Jika seseorang dipaksa untuk meninggalkan shalat, dilarang untuk shalat dengan isyarat, atau dipaksa untuk melakukan hal-hal yang tidak memungkinkan baginya shalat, maka dia termasuk orang yang mendapatkan keringanan untuk menangguhkan shalat hingga habis batas waktu yang ditentukan. Namun, jika dia mampu mendirikan shalat meskipun dengan isyarat, maka wajib baginya untuk shalat pada waktunya dan tidak ada kewajibab atasnya untuk mengulangi shalat yang dia kerjakan hanya dengan isyarat.

3. Menjama’ dua shalat

Orang yang menjama’ dua shalat dengan jama’ ta’khir, maka dia mengerjakan shalat pertama di waktu shalat kedua. Bentuk pelaksanaan shalat ini, seakan-akan dia menangguhkan shalat yang telah tiba waktunya hingga keluar waktu shalat yang telah ditentukan.

4. Takut yang berlebih

Jika seseorang sedang ketakutan yang berlebih, sehingga dia tidak mampu shalat meskipun hanya dengan hatinya, maka dia mendapatkan keringanan untuk menangguhkan shalat meskipun sampai habis waktu yang telah ditentukan, karena jika dia nekat untuk shalat, maka dia tidak menyadari apa yang dia ucapkan dan lakukan, seperti halnya Nabi -shalallohu alaihi wa sallam- yang shalat ashar saat tenggelamnya matahari saat perang Khandak.

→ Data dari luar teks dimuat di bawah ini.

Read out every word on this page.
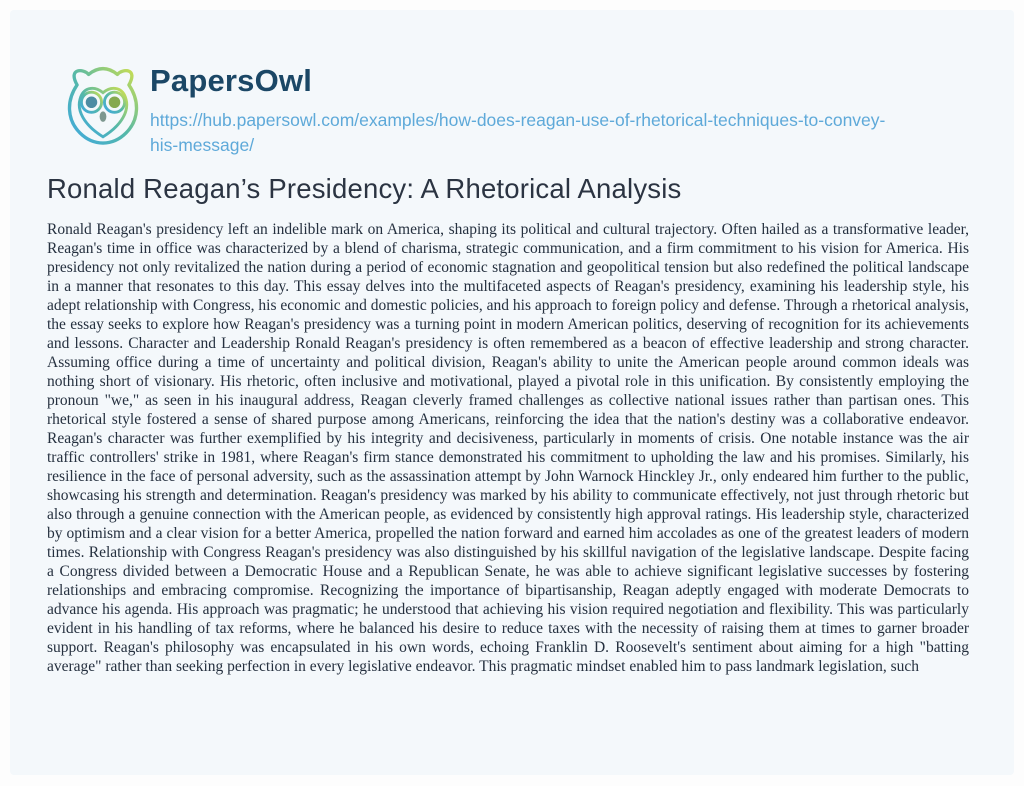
PapersOwl
https://hub.papersowl.com/examples/how-does-reagan-use-of-rhetorical-techniques-to-convey-his-message/
Ronald Reagan’s Presidency: A Rhetorical Analysis

Ronald Reagan's presidency left an indelible mark on America, shaping its political and cultural trajectory. Often hailed as a transformative leader, Reagan's time in office was characterized by a blend of charisma, strategic communication, and a firm commitment to his vision for America. His presidency not only revitalized the nation during a period of economic stagnation and geopolitical tension but also redefined the political landscape in a manner that resonates to this day. This essay delves into the multifaceted aspects of Reagan's presidency, examining his leadership style, his adept relationship with Congress, his economic and domestic policies, and his approach to foreign policy and defense. Through a rhetorical analysis, the essay seeks to explore how Reagan's presidency was a turning point in modern American politics, deserving of recognition for its achievements and lessons. Character and Leadership Ronald Reagan's presidency is often remembered as a beacon of effective leadership and strong character. Assuming office during a time of uncertainty and political division, Reagan's ability to unite the American people around common ideals was nothing short of visionary. His rhetoric, often inclusive and motivational, played a pivotal role in this unification. By consistently employing the pronoun "we," as seen in his inaugural address, Reagan cleverly framed challenges as collective national issues rather than partisan ones. This rhetorical style fostered a sense of shared purpose among Americans, reinforcing the idea that the nation's destiny was a collaborative endeavor. Reagan's character was further exemplified by his integrity and decisiveness, particularly in moments of crisis. One notable instance was the air traffic controllers' strike in 1981, where Reagan's firm stance demonstrated his commitment to upholding the law and his promises. Similarly, his resilience in the face of personal adversity, such as the assassination attempt by John Warnock Hinckley Jr., only endeared him further to the public, showcasing his strength and determination. Reagan's presidency was marked by his ability to communicate effectively, not just through rhetoric but also through a genuine connection with the American people, as evidenced by consistently high approval ratings. His leadership style, characterized by optimism and a clear vision for a better America, propelled the nation forward and earned him accolades as one of the greatest leaders of modern times. Relationship with Congress Reagan's presidency was also distinguished by his skillful navigation of the legislative landscape. Despite facing a Congress divided between a Democratic House and a Republican Senate, he was able to achieve significant legislative successes by fostering relationships and embracing compromise. Recognizing the importance of bipartisanship, Reagan adeptly engaged with moderate Democrats to advance his agenda. His approach was pragmatic; he understood that achieving his vision required negotiation and flexibility. This was particularly evident in his handling of tax reforms, where he balanced his desire to reduce taxes with the necessity of raising them at times to garner broader support. Reagan's philosophy was encapsulated in his own words, echoing Franklin D. Roosevelt's sentiment about aiming for a high "batting average" rather than seeking perfection in every legislative endeavor. This pragmatic mindset enabled him to pass landmark legislation, such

Kedua : menangguhkan shalat hingga sebelum berakhirnya waktu shalat

Jika ada yang bertanya, “Bukankah waktu shalat merupakan kewajiban yang luas waktunya?, bisa dikerjakan selama  batasan waktu yang telah ditentukan syariat masih ada?”

Jawabannya, “Ya, memang benar, bahwa shalat itu kewajiban yang luas waktunya, artinya boleh dikerjakan di akhir waktu. Namun, perlu kita ketahui, bahwa mengerjakan shalat di awal waktu adalah sebuah keutamaan, kecuali shalat isya’, shalat isya dianjurkan untuk diakhirkan jika memang tidak menyebabkan terlewatkannya shalat isya’ dan jama’ah”.

Bahkan Anas bin Malik memandang, bahwa menangguhkan shalat yang telah tiba waktunya hingga sebelum waktu shalat habis adalah perbuatan yang menyelisihi petunjuk Nabi -shalallohu alaihi wa sallam- dan merupakan salah satu bentuk penyia-nyiaan terhadap ibadah shalat.

Dalam sebuah hadits disebutkan, bahwa Zuhri berkata, “Aku mendatangi Anas bin Malik saat beliau di Damasykus, saat itu beliau menangis, lalu aku bertanya kepadanya, “Apa yang menyebabkanmu menangis?”, Beliau menjawab, “Sekarang ini aku tidak menemukan sebuah perkara yang aku temukan pada zaman Nabi -shalallohu alaihi wa sallam- kecuali tinggal perkara shalat saja, namun shalat sekarang ini telah disia-siakan”. (H.R. Bukhari : 530)

Kapan seseorang boleh menangguhkan shalat hingga sebelum waktu shalat ? dan bagaimana hokum shalatnya?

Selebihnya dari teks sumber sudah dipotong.